In a prepared plea deal with the prosecution, Manson entered a no-contest plea to the charge of “nose blowing.” The other accusation, a claim that he spit on the videographer, was dropped by prosecutors.
Since Manson entered a no-contest plea, it means that he is not challenging the case, but he is also not admitting guilt.
As part of the agreement, Manson received a fine of a little over $1,400, with $200 suspended. For two years, he must avoid arrest and inform local police of any musical performances in New Hampshire.
The judge described his actions as “egregious,” but the court still allowed Manson to take care of his community service in California. The musician told reporters that he could assist others who are seeking treatment for addiction recovery. However, he must provide documentation of his volunteer work by February 4th.
In the stage pit area of the event, Manson allegedly approached videographer Susan Fountain, put his face near her camera, and spat a “big lougee” at her. Her hands received saliva on both sides. Later, he walked up to her again, kneeling and covering one nostril before blowing on her hands and arms.
In the captured footage, Manson “blows a significant amount of mucous at Fountain,” according to an unnamed police sergeant who watched the concert security video. The camera angle then shows Manson “point and laugh at Fountain as she gets down and walks away,” the affidavit claims.
Although Fountain was not present in court, her statement was read aloud.
“For me, I’m a professional person and I’ve been in this industry for 30 years. I’ve worked for a lot of companies, and in all the years I’ve worked with people, I’ve never been humiliated or treated the way I was by this defendant,” it read. “For him to spit on me and blow his nose on me was the most disgusting thing a human being has ever done… I understand this was not a big criminal charge to begin with, but I was hoping that the defendant would receive a sentence that would make him think twice before doing something like this again,” the statement concluded.
In 2021, Manson entered his initial not-guilty plea to both accusations. August was the month set for his trial.
His counsel tried to argue that the type of video recording Fountain had been engaging in frequently puts videographers in “incidental contact” with human fluids.

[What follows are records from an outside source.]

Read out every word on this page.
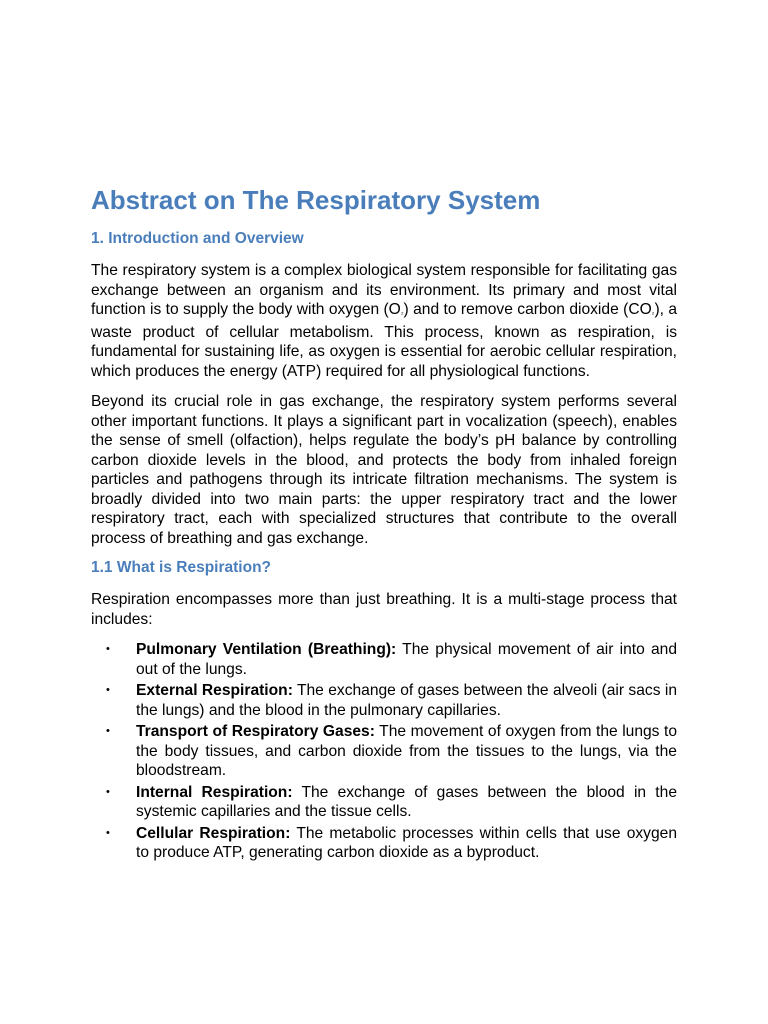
Abstract on The Respiratory System
1. Introduction and Overview

The respiratory system is a complex biological system responsible for facilitating gas exchange between an organism and its environment. Its primary and most vital function is to supply the body with oxygen (O₂) and to remove carbon dioxide (CO₂), a waste product of cellular metabolism. This process, known as respiration, is fundamental for sustaining life, as oxygen is essential for aerobic cellular respiration, which produces the energy (ATP) required for all physiological functions.

Beyond its crucial role in gas exchange, the respiratory system performs several other important functions. It plays a significant part in vocalization (speech), enables the sense of smell (olfaction), helps regulate the body’s pH balance by controlling carbon dioxide levels in the blood, and protects the body from inhaled foreign particles and pathogens through its intricate filtration mechanisms. The system is broadly divided into two main parts: the upper respiratory tract and the lower respiratory tract, each with specialized structures that contribute to the overall process of breathing and gas exchange.

1.1 What is Respiration?

Respiration encompasses more than just breathing. It is a multi-stage process that includes:

• Pulmonary Ventilation (Breathing): The physical movement of air into and out of the lungs.
• External Respiration: The exchange of gases between the alveoli (air sacs in the lungs) and the blood in the pulmonary capillaries.
• Transport of Respiratory Gases: The movement of oxygen from the lungs to the body tissues, and carbon dioxide from the tissues to the lungs, via the bloodstream.
• Internal Respiration: The exchange of gases between the blood in the systemic capillaries and the tissue cells.
• Cellular Respiration: The metabolic processes within cells that use oxygen to produce ATP, generating carbon dioxide as a byproduct.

“The defendant’s performance for the past twenty years are well known to include shocking and evocative antics similar to those that occurred here,” attorney Kent Barker said. “The alleged victim consented to exposing herself to potential contact with sweat, saliva and phlegm in close quarters.”
Additionally, Barker stated that Manson intended to claim that “any contact related to spitting or sneezing” was an accident.
A conviction on each count would have resulted in a sentence of less than a year in prison and a fine of $2,000 if Manson had gone to trial.
In recent years, a number of women have filed lawsuits against Manson, alleging sexual and other forms of abuse. Most of them, including a lawsuit brought by “Game of Thrones” actress Esme Bianco, have been dropped or settled.